社説 安保法案審議入り 事の本質 具体的に語れ

 安全保障関連法案がきのう国会で審議入りした。戦後の日本では個別的自衛権の枠内で自衛力を保持する政府の憲法解釈が定着してきたが、大きな変更が加えられようとしている。

 安倍晋三首相は衆院本会議で「政治家は平和を願うだけではなく、果敢に行動していかなければならない」と述べた。政治生命を懸けると受け取っていいのだろうか。ただ、今後まともな質疑が行われるのか憂慮すべき兆しもあるようだ。

 政府側には議論を回避する姿勢が早くも見える。一つ一つ丁寧な議論に努め、間違っても強行採決に持ち込むことがあってはなるまい。法案の中身もさることながら、首相の政治姿勢が問われている。

 議論回避に映る一つに自衛隊員のリスクの問題があろう。

 首相はきのうの本会議で「それでもリスクは残る」と述べ、この問題について明言しないこれまでの姿勢を一部、軌道修正したようだ。とはいえ野党側が指摘する危険の増大については、依然として認めなかった。

 最近の閣僚らの発言も併せて考えると、事の本質を誠実に語ろうとしているとは思えない。中谷元・防衛相にしても22日の記者会見で「法整備で得られる効果はリスクよりもはるかに大きい。日米同盟の抑止力で安全性も高まる」とまで述べた。首をかしげたくなる。

 この関連法が成立すれば集団的自衛権の行使が可能となり、外国軍への後方支援も「現に戦闘行為を行っている現場」以外では行うことができる。従来より前線に近づくことは十分に考えられよう。国連平和維持活動(PKO)でも、治安維持や駆け付け警護が可能になる。

 つまり隊員の活動の範囲は確実に広がる。そのリスクをことさら少なく見せようとするなら国会審議や世論をミスリードすることにつながろう。

 法案の根幹に関わる重大な点というのに首相の感覚のずれは見過ごせない。おととい「木を見て森を見ない議論が多い」と反論した。「自衛隊員のリスク以前に国民のリスクが高まっている」という理屈も唱えたが、筋違いだろう。隊員のリスクと国民のリスクをてんびんに掛ける意味が分からない。

 国会審議では、まず自衛隊がどんな場面でどんな活動をするのか、分かりやすく説明すべきだ。リスクに関しても想定される一つ一つのケースでつまびらかにすることが求められる。

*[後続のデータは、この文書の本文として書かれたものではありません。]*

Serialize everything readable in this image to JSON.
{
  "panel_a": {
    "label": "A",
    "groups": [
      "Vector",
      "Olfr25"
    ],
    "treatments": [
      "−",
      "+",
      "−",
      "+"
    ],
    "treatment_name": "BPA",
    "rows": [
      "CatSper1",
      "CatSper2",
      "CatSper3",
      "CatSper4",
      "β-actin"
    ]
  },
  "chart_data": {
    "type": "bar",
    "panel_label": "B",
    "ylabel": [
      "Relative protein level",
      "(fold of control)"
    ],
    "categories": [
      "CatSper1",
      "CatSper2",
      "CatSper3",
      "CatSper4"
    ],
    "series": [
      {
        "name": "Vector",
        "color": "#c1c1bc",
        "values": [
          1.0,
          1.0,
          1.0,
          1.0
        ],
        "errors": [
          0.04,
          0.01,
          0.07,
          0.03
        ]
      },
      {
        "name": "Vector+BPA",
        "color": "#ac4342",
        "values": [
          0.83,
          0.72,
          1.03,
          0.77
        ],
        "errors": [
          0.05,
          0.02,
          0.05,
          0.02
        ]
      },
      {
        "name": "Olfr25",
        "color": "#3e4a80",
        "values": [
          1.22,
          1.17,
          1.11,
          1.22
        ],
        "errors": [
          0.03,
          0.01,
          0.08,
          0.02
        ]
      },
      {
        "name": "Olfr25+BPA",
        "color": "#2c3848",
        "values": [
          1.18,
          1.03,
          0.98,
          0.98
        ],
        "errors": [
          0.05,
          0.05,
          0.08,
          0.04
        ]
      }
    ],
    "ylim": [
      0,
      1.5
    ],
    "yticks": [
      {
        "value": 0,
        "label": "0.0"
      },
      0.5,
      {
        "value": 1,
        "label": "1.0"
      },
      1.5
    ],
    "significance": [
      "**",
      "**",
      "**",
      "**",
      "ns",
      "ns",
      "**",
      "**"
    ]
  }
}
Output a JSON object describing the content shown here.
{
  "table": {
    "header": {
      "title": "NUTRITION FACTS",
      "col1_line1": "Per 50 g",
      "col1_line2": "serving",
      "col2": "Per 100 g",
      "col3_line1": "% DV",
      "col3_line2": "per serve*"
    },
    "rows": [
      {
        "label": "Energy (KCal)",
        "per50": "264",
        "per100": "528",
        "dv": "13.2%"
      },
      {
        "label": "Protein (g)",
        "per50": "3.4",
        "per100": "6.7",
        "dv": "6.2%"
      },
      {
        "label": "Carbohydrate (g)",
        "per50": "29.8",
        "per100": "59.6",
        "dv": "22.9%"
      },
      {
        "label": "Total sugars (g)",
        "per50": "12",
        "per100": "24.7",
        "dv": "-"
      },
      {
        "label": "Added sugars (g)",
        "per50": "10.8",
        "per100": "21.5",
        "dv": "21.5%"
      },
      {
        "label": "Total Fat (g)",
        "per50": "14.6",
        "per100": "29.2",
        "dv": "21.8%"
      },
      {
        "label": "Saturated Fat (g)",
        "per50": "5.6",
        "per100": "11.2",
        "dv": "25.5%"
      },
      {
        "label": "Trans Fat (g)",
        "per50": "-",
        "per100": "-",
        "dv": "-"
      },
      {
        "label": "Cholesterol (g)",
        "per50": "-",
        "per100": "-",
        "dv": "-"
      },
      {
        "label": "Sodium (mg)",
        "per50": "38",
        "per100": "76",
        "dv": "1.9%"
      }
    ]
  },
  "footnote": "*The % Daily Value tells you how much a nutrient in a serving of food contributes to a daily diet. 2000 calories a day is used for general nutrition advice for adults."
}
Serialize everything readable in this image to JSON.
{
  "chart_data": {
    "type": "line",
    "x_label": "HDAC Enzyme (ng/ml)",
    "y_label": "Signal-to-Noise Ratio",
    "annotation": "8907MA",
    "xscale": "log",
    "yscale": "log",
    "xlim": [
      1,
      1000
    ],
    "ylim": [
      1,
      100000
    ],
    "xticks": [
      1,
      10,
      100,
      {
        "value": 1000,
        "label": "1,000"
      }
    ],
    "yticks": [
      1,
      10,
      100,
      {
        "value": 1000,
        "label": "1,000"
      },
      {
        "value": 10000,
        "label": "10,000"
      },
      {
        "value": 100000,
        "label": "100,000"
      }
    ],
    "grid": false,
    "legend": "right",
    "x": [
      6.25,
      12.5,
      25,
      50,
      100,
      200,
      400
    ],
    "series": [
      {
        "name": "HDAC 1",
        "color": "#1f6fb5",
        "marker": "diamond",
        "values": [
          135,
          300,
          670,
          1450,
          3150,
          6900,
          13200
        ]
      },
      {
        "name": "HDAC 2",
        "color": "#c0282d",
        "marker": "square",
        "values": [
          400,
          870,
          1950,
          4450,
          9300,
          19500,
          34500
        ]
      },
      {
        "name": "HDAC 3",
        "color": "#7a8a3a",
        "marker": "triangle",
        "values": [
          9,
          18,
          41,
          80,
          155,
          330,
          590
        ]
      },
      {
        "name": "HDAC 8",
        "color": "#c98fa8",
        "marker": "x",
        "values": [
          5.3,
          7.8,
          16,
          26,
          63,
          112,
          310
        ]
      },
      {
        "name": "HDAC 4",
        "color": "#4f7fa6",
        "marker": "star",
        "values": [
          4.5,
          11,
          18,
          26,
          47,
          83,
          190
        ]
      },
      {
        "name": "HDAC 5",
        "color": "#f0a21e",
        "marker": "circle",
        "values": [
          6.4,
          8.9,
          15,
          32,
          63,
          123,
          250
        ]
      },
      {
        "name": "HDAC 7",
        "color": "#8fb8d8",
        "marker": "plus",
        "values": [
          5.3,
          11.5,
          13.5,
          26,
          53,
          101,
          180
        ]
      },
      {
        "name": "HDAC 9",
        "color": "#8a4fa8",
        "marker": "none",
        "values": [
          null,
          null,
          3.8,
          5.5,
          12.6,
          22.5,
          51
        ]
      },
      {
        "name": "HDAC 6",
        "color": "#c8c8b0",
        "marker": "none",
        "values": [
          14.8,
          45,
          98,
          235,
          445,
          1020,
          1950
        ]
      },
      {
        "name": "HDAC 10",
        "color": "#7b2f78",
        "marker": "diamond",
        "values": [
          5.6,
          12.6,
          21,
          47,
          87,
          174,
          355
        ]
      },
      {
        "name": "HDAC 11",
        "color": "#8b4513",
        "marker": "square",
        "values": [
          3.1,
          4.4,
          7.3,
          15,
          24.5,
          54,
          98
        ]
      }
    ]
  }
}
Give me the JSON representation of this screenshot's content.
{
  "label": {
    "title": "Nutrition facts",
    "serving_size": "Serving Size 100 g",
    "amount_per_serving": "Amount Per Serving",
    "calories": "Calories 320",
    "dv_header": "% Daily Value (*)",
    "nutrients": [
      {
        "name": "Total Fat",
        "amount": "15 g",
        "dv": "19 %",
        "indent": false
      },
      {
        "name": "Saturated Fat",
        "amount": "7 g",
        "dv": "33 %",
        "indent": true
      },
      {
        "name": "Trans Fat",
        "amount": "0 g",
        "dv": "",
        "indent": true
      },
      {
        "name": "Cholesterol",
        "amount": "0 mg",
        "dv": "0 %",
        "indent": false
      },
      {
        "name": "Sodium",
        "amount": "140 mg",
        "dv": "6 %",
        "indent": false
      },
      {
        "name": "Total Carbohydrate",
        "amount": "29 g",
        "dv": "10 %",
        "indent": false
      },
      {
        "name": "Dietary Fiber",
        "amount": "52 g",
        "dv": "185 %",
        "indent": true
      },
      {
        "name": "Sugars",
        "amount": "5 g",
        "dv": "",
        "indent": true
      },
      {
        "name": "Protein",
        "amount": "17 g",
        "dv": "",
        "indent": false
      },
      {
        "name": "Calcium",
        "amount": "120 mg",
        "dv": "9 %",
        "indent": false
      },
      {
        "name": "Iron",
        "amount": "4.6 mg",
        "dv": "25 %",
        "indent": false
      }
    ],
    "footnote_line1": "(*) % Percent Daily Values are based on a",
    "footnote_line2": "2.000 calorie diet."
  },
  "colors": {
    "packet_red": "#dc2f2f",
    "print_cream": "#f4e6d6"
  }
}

 例えば外国軍との共同行動を行った際、自衛隊だけの判断で活動を中止できるものかどうか。そうした本質を考えるべきではないか。その上で、危険の増大を覚悟してでも取り組むべき法整備だというのなら、そうはっきり説明してもらいたい。

 「他国の戦争に巻き込まれることは絶対にあり得ない」と首相は繰り返してきたが、これも疑わしい。日米同盟強化によって抑止力が高まるとしても、軍事的な貢献は当然、米国から求められよう。その反作用をあまりにも軽視してはいないか。

 きょうからの特別委員会の審議では、野党の存在価値が問われよう。民主党と維新の党は、集団的自衛権行使についての立ち位置が微妙に異なる。少なくとも、政権が拙速に審議を進めようとすることに異を唱える点で共闘を求めたい。